El Salvador president Nayib Bukele’s message at this year’s Miami Bitcoin conference was loud and clear: adopting the crypto as legal tender would be a game changer. A new poll shows locals are wary.
Introduced by Bitcoin influencer Jack Mallers (who doubles as director of payment platform Strike), Bukele said the move would create jobs, provide financial inclusion, and even “push humanity a tiny bit in the right direction,” according to The Guardian.
However, El Salvador’s Chamber of Commerce and Industry (CoCI) recently showed the nation mightn’t be as ready for mass Bitcoin adoption as Bukele would hope.
The survey, titled “Doubts and concerns among entrepreneurs and consumers about the circulation of Bitcoin in the country,” polled 1,600 CoCI members.
Respondents to the poll (first reported by Latin American media El Faro) fell into two camps — entrepreneurs (43%) and non-entrepreneurs (57%).
96% of entrepeneurs expressed they’d prefer Bitcoin be optional, rather than enforced by the government.
Poll says Salvador wants a choice
Indeed, Bukele has moved to enforce that vendors accept Bitcoin but neither merchants or non-business owners seem particularly keen.
92% of polled citizens didn’t even agree that the use of Bitcoin was mandatory. This calls the effectiveness of Bukele’s new ruling into question.
Not only that, when asked what they’d do with the Bitcoin they received, a little more than half of entrepreneurs indicated they’d swap it for dollars.
- Around 11% thought Bitcoin would attract investment to the El Salvador.
- Nearly 50% reckoned the plan won’t attract investment or generate employment.
- 39% said they didn’t trust Bitcoin in the buying and selling process while 3.5% said it gave them hope.
According to the survey, both business owners and citizens voiced concerns around unfamiliarity with Bitcoin and worried they didn’t wield the technology or knowledge to use it.
Bitcoin’s volatility was also a big factor for many potential users. More than 93% said they’d rather not receive salaries in Bitcoin.
And while Bukele encouraged the idea that Bitcoin would make remittances easier (personal remittances made up around 20% of the country’s GDP in 2019), four-fifths responded they’d rather receive fiat.
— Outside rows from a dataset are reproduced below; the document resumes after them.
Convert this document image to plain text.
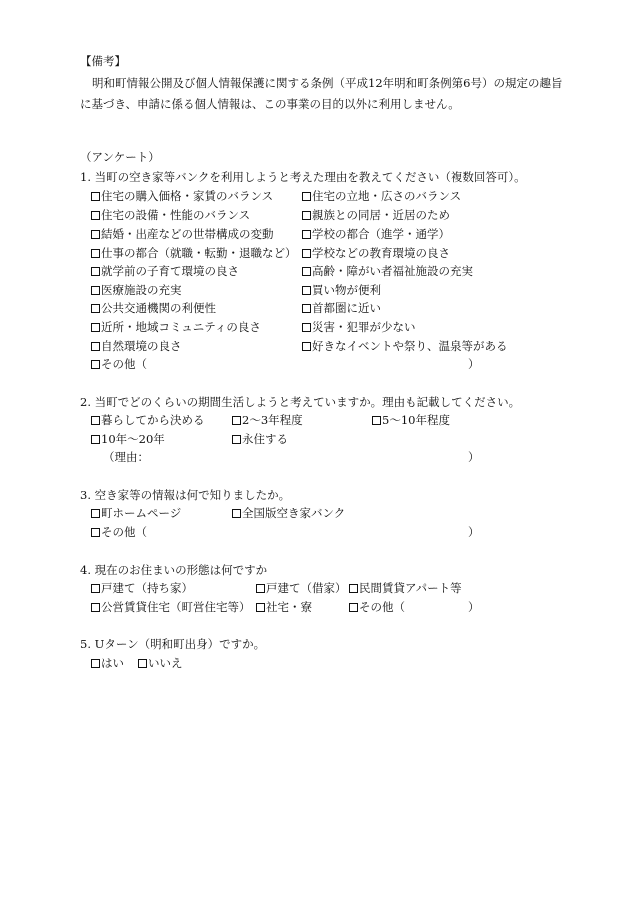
【備考】
明和町情報公開及び個人情報保護に関する条例（平成12年明和町条例第6号）の規定の趣旨
に基づき、申請に係る個人情報は、この事業の目的以外に利用しません。
（アンケート）
1. 当町の空き家等バンクを利用しようと考えた理由を教えてください（複数回答可）。
住宅の購入価格・家賃のバランス	住宅の立地・広さのバランス
住宅の設備・性能のバランス	親族との同居・近居のため
結婚・出産などの世帯構成の変動	学校の都合（進学・通学）
仕事の都合（就職・転勤・退職など）	学校などの教育環境の良さ
就学前の子育て環境の良さ	高齢・障がい者福祉施設の充実
医療施設の充実	買い物が便利
公共交通機関の利便性	首都圏に近い
近所・地域コミュニティの良さ	災害・犯罪が少ない
自然環境の良さ	好きなイベントや祭り、温泉等がある
その他（	）
2. 当町でどのくらいの期間生活しようと考えていますか。理由も記載してください。
暮らしてから決める	2～3年程度	5～10年程度
10年～20年	永住する
（理由：	）
3. 空き家等の情報は何で知りましたか。
町ホームページ	全国版空き家バンク
その他（	）
4. 現在のお住まいの形態は何ですか
戸建て（持ち家）	戸建て（借家）	民間賃貸アパート等
公営賃貸住宅（町営住宅等）	社宅・寮	その他（	）
5. Uターン（明和町出身）ですか。
はい	いいえ
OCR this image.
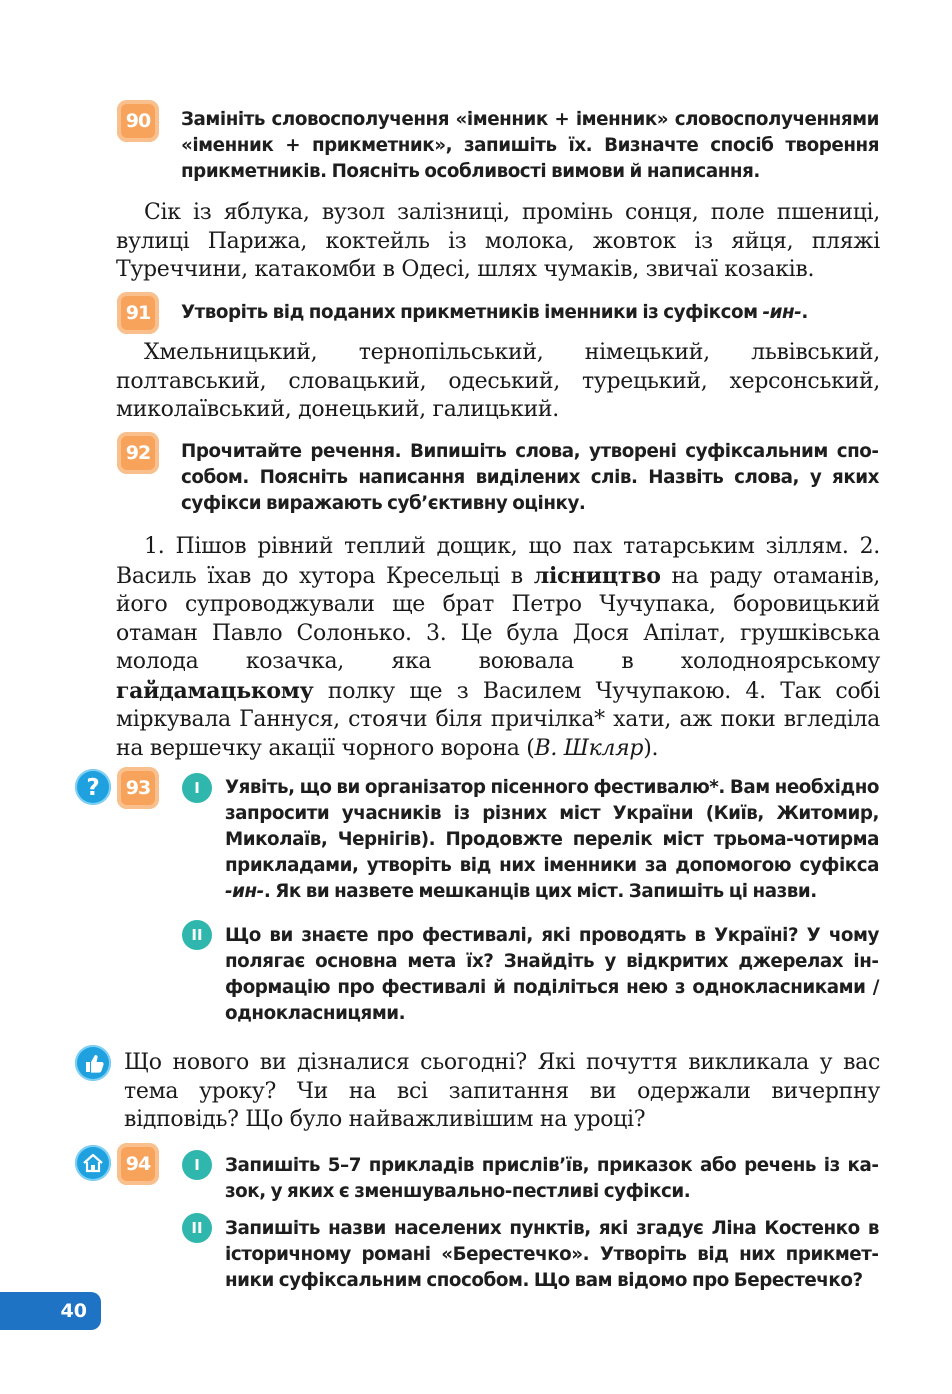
90	Замініть словосполучення «іменник + іменник» словосполученнями «іменник + прикметник», запишіть їх. Визначте спосіб творення прикметників. Поясніть особливості вимови й написання.
Сік із яблука, вузол залізниці, промінь сонця, поле пшениці, вулиці Парижа, коктейль із молока, жовток із яйця, пляжі Туреччини, катакомби в Одесі, шлях чумаків, звичаї козаків.
91	Утворіть від поданих прикметників іменники із суфіксом -ин-.
Хмельницький, тернопільський, німецький, львівський, полтавський, словацький, одеський, турецький, херсонський, миколаївський, донецький, галицький.
92	Прочитайте речення. Випишіть слова, утворені суфіксальним способом. Поясніть написання виділених слів. Назвіть слова, у яких суфікси виражають суб’єктивну оцінку.
1. Пішов рівний теплий дощик, що пах татарським зіллям. 2. Василь їхав до хутора Кресельці в лісництво на раду отаманів, його супроводжували ще брат Петро Чучупака, боровицький отаман Павло Солонько. 3. Це була Дося Апілат, грушківська молода козачка, яка воювала в холодноярському гайдамацькому полку ще з Василем Чучупакою. 4. Так собі міркувала Ганнуся, стоячи біля причілка* хати, аж поки вгледіла на вершечку акації чорного ворона (В. Шкляр).
?	93	I	Уявіть, що ви організатор пісенного фестивалю*. Вам необхідно запросити учасників із різних міст України (Київ, Житомир, Миколаїв, Чернігів). Продовжте перелік міст трьома-чотирма прикладами, утворіть від них іменники за допомогою суфікса -ин-. Як ви назвете мешканців цих міст. Запишіть ці назви.
II	Що ви знаєте про фестивалі, які проводять в Україні? У чому полягає основна мета їх? Знайдіть у відкритих джерелах інформацію про фестивалі й поділіться нею з однокласниками / однокласницями.
Що нового ви дізналися сьогодні? Які почуття викликала у вас тема уроку? Чи на всі запитання ви одержали вичерпну відповідь? Що було найважливішим на уроці?
94	I	Запишіть 5–7 прикладів прислів’їв, приказок або речень із казок, у яких є зменшувально-пестливі суфікси.
II	Запишіть назви населених пунктів, які згадує Ліна Костенко в історичному романі «Берестечко». Утворіть від них прикметники суфіксальним способом. Що вам відомо про Берестечко?
40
Speaking about the survey, CoCI president Jorge Hasbún reportedly said: “We believe that this excellent response is a reflection of how urgent this issue is for Salvadorans, in the sense of the implications it will have for the family economy on a day-to-day basis.”
When Bukele first floated Bitcoin as legal tender, he claimed it would “bring financial inclusion, investment, tourism, innovation and economic development” to the country.
At least in the short-term, Salvadoran merchants will take some convincing.